That the draft Kingdom Act for the establishment of a Caribbean Body for Reform and Development COHO is off the table (see related story) can be considered good news. Curaçao, Aruba and St. Maarten all objected to the law proposal’s rather unilateral approach from The Hague.
Dutch State Secretary of Kingdom Relations Alexandra Van Huffelen has now agreed to replace it with mutual arrangements between the individual Caribbean countries and the Netherlands. Little is changing in terms of content: the so-called country packages with restructuring measures that COHO would supervise will continue to be implemented.
And that is ultimately what matters most, because the stated goal remains making these islands, their economies, public finances as well as populations more resilient to external shocks like the COVID-19 crisis, natural disasters, etc. If there is broad consensus about the way to do so, such a heavy-handed instrument becomes unnecessary and perhaps even counterproductive.

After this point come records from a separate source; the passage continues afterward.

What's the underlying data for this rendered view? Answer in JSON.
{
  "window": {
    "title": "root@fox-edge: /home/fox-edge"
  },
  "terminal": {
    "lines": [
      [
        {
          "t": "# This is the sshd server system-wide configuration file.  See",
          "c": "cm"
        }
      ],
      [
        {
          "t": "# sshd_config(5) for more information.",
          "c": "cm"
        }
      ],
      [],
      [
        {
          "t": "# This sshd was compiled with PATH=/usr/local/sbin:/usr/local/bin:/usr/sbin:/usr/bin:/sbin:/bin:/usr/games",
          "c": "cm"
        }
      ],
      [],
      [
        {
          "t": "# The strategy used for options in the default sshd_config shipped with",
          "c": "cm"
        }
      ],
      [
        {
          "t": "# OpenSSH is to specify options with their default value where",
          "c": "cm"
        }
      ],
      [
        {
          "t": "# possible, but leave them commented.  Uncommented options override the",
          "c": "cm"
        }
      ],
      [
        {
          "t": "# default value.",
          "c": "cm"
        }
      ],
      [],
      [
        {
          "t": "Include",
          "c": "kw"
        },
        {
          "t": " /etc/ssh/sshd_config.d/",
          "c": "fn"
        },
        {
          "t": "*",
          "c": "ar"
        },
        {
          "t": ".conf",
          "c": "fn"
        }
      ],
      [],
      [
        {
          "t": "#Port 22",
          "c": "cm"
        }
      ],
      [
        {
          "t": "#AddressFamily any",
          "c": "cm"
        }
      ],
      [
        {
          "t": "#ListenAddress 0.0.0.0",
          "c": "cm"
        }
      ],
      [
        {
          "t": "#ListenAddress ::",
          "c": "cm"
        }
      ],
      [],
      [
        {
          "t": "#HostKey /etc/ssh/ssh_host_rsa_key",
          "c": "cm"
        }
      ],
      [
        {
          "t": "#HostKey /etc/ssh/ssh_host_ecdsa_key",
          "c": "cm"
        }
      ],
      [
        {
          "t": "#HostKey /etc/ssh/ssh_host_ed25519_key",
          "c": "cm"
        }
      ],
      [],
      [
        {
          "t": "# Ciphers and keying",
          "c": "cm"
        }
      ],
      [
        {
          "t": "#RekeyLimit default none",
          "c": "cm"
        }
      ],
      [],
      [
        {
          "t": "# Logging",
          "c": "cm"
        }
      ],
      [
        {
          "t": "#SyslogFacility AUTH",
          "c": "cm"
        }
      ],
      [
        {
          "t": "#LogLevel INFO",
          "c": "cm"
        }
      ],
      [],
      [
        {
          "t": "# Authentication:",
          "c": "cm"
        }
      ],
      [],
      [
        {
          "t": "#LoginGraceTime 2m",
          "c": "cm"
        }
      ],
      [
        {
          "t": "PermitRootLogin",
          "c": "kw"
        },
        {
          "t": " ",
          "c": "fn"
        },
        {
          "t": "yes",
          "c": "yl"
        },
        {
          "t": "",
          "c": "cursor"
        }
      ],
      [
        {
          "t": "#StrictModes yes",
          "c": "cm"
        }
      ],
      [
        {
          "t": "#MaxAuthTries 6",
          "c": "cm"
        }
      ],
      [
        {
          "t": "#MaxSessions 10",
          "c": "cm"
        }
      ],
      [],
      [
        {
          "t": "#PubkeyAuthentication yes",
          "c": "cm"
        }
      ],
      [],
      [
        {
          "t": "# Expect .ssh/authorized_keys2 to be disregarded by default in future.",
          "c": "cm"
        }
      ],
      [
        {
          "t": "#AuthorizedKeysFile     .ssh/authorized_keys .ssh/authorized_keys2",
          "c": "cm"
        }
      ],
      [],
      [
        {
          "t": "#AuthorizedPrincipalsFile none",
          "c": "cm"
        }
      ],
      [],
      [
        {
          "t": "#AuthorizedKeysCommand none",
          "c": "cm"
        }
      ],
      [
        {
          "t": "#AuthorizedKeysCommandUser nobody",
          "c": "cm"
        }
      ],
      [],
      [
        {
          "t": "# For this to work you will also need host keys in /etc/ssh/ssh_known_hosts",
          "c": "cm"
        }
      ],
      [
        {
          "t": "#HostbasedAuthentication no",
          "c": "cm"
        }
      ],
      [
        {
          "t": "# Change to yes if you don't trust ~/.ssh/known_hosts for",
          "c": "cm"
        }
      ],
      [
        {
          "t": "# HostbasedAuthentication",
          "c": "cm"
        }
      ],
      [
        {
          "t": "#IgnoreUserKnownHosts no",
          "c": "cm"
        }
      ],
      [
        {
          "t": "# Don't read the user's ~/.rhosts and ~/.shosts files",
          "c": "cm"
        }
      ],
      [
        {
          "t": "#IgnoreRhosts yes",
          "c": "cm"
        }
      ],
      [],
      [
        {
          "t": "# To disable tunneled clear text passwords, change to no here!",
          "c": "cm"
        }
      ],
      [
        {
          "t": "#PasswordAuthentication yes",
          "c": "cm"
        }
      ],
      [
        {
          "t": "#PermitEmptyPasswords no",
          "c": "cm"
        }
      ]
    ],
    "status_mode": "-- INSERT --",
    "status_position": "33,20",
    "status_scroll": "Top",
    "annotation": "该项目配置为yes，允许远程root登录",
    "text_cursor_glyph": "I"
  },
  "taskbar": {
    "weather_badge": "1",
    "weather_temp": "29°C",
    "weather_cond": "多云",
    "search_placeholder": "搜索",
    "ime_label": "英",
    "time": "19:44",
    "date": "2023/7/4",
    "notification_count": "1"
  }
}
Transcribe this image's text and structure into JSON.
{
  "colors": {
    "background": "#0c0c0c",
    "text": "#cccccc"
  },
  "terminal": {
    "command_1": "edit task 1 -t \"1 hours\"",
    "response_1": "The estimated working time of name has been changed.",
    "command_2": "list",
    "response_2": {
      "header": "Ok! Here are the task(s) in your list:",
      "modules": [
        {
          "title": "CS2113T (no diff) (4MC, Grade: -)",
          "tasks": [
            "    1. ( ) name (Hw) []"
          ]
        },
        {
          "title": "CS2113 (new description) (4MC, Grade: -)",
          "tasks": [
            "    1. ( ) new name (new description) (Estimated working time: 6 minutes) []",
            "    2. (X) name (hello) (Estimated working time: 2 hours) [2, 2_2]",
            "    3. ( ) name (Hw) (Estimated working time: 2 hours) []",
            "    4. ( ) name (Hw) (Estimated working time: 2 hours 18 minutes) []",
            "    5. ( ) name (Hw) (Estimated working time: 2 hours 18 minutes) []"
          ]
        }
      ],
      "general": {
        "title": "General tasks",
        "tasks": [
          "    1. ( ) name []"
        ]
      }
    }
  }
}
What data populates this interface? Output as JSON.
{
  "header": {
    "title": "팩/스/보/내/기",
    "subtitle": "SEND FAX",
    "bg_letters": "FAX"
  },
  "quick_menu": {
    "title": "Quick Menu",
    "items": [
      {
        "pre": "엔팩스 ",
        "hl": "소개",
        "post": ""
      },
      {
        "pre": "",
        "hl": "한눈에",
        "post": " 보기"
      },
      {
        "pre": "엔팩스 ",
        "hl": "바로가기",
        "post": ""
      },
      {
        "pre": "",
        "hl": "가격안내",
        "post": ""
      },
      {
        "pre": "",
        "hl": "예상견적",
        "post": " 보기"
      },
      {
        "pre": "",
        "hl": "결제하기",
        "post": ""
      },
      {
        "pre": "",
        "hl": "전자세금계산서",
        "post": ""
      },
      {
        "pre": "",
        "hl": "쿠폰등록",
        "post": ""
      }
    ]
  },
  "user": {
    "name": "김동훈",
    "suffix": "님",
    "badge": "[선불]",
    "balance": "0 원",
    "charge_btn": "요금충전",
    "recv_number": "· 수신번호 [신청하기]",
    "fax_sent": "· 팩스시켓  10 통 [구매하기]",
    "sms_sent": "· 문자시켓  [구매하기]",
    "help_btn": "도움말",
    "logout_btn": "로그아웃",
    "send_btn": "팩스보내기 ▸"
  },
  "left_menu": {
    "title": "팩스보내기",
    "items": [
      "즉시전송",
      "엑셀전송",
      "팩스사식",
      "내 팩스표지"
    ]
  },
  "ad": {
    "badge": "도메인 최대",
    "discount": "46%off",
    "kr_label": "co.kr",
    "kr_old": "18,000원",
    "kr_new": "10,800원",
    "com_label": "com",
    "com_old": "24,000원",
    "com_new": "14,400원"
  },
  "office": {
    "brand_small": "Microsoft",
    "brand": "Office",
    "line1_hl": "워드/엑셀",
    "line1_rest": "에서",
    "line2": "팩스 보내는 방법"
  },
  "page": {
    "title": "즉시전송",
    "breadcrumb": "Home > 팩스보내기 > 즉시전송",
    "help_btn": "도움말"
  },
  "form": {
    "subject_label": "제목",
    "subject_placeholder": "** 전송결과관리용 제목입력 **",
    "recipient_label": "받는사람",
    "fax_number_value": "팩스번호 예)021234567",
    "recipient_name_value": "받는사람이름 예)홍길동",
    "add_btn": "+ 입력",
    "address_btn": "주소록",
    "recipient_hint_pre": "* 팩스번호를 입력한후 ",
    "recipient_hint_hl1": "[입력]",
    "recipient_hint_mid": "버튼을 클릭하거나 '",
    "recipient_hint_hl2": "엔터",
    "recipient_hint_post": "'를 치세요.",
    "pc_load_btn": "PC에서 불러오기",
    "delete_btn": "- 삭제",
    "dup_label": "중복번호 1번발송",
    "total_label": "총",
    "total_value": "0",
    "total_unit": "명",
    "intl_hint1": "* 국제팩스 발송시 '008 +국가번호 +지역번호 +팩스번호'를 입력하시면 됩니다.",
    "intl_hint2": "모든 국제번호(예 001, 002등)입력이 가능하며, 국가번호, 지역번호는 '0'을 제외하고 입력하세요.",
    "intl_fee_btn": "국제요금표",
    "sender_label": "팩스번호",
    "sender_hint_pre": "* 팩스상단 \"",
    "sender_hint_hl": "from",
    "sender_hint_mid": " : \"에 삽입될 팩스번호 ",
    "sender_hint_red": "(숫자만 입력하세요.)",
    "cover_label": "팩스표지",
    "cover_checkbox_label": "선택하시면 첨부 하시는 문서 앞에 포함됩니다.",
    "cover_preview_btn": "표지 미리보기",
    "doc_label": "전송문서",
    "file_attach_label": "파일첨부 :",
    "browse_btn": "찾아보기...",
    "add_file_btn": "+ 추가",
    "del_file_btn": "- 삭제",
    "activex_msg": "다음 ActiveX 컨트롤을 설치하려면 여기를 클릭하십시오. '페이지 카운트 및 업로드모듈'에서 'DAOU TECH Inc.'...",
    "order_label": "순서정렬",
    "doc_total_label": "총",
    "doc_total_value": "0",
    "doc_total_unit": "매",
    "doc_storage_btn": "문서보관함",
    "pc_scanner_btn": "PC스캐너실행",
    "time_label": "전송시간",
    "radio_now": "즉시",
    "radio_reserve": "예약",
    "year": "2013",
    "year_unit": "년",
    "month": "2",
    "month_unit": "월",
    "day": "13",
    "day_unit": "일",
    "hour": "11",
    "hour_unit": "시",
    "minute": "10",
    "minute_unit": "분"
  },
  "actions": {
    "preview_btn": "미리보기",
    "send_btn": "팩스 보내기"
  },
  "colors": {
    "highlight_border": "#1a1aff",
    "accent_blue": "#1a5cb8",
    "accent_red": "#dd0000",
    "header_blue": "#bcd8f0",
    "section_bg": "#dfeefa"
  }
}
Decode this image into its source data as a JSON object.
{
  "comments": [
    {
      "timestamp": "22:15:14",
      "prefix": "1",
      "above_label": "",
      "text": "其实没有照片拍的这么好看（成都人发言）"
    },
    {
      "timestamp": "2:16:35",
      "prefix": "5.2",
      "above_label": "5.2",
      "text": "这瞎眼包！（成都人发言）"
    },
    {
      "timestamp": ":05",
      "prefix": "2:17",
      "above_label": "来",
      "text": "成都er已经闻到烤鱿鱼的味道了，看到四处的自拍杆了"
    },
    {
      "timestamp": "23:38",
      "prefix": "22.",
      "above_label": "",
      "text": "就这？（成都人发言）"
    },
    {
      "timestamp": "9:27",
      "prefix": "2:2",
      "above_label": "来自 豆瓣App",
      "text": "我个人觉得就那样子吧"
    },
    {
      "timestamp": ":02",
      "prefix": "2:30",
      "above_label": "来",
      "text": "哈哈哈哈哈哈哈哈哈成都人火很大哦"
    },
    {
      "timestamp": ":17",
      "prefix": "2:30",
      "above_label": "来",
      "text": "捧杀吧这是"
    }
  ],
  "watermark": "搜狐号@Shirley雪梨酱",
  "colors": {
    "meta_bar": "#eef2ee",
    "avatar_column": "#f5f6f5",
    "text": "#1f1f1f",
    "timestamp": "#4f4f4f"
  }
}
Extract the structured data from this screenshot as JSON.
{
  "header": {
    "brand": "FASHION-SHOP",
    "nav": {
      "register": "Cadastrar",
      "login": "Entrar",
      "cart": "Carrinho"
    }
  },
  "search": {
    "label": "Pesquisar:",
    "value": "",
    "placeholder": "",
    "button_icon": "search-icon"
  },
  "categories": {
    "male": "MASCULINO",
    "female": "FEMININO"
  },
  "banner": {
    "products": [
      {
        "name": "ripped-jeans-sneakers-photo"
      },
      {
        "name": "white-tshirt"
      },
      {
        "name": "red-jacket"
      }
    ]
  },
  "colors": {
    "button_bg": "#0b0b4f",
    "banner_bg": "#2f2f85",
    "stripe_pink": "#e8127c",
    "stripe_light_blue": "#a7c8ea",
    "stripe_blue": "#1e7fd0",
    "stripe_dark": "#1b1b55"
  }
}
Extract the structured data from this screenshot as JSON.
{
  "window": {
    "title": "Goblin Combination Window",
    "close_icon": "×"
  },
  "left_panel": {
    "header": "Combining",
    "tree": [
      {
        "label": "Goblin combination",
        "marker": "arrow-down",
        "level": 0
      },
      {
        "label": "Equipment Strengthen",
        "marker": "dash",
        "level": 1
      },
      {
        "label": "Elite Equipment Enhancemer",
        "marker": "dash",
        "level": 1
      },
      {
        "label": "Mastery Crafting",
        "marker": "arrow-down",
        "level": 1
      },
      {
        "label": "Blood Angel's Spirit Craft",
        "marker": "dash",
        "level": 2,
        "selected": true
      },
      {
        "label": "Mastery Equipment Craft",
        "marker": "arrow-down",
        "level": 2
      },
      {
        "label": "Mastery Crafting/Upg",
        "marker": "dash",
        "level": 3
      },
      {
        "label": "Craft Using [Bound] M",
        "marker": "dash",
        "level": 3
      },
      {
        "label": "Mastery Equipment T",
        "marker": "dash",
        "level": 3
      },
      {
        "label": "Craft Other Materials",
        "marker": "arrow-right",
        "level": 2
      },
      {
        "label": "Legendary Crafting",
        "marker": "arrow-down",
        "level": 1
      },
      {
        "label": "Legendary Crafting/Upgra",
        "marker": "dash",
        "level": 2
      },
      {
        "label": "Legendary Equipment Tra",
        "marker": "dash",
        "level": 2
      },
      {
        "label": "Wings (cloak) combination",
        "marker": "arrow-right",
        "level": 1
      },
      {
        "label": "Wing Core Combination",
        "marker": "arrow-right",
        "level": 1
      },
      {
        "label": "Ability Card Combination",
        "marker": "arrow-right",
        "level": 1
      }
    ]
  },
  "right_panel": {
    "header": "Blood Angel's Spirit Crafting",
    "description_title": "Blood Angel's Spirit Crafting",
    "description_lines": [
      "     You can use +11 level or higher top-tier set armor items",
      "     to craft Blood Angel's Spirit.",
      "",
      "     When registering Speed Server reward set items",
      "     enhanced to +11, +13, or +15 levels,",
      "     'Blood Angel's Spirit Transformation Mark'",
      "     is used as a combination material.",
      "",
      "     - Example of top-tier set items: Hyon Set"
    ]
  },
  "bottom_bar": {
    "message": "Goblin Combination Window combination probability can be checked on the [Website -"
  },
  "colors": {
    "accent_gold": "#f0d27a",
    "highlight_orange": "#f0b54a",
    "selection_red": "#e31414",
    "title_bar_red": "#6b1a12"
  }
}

Of course, alternative accords are still to be worked out for signing next March and the devil is often in the details. Nevertheless, talks held in St. Maarten late last week opened the door to moving forward on the reforms and related investments with the desired political backing on both sides of the Atlantic Ocean.
Moreover, frequent bickering over this issue mainly while former State Secretary Raymond Knops was in office will now hopefully come to an end. His successor Van Huffelen understood very well that allowing the three Caribbean countries to not only “own the problem” but also its solutions was and is of great importance.